To take advantage of the song's success, pianist Teddy Wilson brought Billie Holiday into a studio 10 weeks after the film Swing Time was released. Holiday was 21 when she recorded "The Way You Look Tonight" with a small group led by Wilson in October 1936.

A number of British dance bands also made contemporary cover recordings of the song: Ambrose (with vocals by Sam Browne), Roy Fox (with vocals by Denny Dennis), Tommy Kinsman, Harry Roy, Carroll Gibbons and the Savoy Hotel Orpheans (vocal by George Melachrino) and Jay Wilbur (with vocals by Sam Costa).

==Cover versions==
- Six years passed before the song appeared on the charts again, this time in a version by Benny Goodman with Peggy Lee on vocals and Mel Powell on celeste.
- The most popular and imitated version was recorded by Frank Sinatra with the Nelson Riddle orchestra in 1964.
- The Lettermen found their first hit when their version reached No. 13 on the Billboard magazine Hot 100 singles chart in 1961, No. 14 in Canada, and No. 36 on the UK Singles Chart that same year.
- Ella Fitzgerald recorded the song on Ella Fitzgerald Sings The Jerome Kern Songbook.
- Tony Bennett recorded the song on his album Long Ago and Far Away in 1958, and then again with the Ralph Sharon Trio for the film My Best Friend’s Wedding, released in 1997. The singer also recorded two duets of the song: with Faith Hill in 2011 on Duets II and one year later on his album Viva Duets with Thalía.

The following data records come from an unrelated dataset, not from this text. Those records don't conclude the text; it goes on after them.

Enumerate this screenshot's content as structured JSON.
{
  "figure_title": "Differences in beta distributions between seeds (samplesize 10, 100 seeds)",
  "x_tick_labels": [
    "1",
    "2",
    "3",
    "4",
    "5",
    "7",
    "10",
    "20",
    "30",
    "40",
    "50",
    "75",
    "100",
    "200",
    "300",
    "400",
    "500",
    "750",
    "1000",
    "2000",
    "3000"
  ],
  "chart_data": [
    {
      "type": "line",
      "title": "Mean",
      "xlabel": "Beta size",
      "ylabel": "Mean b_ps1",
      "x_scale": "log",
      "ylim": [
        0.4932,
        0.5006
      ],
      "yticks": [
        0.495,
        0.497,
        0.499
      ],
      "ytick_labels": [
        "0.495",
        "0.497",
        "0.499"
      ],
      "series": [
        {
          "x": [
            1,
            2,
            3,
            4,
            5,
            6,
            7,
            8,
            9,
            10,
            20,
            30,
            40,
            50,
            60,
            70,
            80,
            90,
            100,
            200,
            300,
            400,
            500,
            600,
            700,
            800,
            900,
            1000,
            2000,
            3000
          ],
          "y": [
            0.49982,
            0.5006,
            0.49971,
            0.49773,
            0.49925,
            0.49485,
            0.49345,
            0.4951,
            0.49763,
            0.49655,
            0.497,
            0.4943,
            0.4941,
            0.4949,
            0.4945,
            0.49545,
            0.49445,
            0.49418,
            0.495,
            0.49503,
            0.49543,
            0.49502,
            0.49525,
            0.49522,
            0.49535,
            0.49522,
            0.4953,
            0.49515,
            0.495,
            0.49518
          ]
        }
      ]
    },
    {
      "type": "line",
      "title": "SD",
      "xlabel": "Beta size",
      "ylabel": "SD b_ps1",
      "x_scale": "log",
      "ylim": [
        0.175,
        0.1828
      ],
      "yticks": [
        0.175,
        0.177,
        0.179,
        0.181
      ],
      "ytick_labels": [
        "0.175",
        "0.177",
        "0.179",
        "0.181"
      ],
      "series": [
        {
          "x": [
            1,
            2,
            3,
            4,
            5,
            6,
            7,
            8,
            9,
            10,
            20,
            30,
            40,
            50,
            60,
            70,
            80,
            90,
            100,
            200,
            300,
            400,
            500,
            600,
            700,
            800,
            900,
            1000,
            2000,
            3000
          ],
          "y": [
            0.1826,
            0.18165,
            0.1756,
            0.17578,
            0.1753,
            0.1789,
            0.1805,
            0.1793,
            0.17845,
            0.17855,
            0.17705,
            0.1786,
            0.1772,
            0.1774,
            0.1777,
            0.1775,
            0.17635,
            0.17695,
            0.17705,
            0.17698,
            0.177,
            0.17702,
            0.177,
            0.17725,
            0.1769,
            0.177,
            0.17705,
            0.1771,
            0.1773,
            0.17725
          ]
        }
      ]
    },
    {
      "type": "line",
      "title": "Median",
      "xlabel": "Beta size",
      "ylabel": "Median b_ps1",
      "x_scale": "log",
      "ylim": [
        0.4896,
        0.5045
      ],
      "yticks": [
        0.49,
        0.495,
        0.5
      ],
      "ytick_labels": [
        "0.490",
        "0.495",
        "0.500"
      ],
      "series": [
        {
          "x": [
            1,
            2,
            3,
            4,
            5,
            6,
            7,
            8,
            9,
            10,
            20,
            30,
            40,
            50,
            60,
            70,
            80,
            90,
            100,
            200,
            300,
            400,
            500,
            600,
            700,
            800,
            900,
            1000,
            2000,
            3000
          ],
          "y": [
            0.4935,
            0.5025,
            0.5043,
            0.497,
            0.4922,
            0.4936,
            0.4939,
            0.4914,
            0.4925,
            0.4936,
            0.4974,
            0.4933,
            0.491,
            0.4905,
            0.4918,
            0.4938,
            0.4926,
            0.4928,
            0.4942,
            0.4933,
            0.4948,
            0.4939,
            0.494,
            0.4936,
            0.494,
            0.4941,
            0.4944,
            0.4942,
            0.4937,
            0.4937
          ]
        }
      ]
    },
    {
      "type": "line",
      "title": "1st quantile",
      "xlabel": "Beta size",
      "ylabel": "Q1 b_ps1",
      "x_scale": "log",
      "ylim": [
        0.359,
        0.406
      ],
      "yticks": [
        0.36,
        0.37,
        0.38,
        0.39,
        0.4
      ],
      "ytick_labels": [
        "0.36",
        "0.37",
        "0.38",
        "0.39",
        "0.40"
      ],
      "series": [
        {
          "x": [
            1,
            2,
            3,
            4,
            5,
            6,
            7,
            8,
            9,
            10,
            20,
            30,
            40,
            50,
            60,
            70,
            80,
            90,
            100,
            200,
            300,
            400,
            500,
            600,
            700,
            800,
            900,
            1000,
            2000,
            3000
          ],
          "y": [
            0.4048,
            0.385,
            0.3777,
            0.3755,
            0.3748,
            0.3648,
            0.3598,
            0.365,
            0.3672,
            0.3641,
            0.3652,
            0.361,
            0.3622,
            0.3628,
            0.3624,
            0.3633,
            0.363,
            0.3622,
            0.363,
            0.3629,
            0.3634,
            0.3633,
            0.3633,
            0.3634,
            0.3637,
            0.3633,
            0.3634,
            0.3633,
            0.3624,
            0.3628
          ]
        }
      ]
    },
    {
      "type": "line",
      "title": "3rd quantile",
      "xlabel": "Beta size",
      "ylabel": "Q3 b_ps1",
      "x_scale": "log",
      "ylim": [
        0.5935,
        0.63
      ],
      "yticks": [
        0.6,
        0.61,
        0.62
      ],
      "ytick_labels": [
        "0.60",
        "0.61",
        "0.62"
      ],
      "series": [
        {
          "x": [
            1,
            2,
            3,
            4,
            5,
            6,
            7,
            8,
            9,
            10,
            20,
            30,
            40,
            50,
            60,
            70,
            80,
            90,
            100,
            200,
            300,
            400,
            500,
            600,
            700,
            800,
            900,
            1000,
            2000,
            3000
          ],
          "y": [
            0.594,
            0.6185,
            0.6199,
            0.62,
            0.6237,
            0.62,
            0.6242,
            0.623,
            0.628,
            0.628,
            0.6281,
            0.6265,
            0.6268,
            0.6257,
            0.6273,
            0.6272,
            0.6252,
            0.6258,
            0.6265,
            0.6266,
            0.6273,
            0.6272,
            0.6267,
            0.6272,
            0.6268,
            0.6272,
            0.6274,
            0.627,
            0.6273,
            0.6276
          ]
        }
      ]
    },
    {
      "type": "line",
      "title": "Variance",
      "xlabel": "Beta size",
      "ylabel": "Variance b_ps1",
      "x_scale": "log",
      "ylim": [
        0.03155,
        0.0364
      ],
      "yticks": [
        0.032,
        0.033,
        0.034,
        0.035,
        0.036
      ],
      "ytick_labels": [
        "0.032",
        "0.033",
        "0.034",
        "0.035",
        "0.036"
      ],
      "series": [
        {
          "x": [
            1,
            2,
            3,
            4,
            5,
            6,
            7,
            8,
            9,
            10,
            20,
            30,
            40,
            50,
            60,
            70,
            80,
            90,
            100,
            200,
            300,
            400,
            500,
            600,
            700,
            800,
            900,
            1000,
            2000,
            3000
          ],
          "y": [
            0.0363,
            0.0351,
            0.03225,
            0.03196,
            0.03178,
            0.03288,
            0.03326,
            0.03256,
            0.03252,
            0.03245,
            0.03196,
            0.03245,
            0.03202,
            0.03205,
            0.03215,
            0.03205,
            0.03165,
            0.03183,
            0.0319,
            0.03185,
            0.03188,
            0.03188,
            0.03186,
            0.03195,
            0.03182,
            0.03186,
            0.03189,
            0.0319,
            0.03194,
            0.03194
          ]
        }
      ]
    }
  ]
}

A new version only accompanied by the piano of Bill Charlap was on the album The Silver Lining: The Songs of Jerome Kern in 2015.
- Rod Stewart included the song in his 2002 covers album It Had to Be You.
- Phil Collins included a live version of the song on his 2004 compilation album Love Songs: A Compilation... Old and New.

==Charts==

===The Lettermen===

| Chart (1961) | Peak position |
|---|---|
| UK Singles (The Official Charts Company) | 36 |
| US Billboard Hot 100 | 13 |
| US Billboard Easy Listening | 3 |

==Certifications==
===Frank Sinatra===

| Region | Certification | Certified units/sales |
| United Kingdom (BPI) | Silver | 200,000^{‡} |
^{‡} Sales+streaming figures based on certification alone.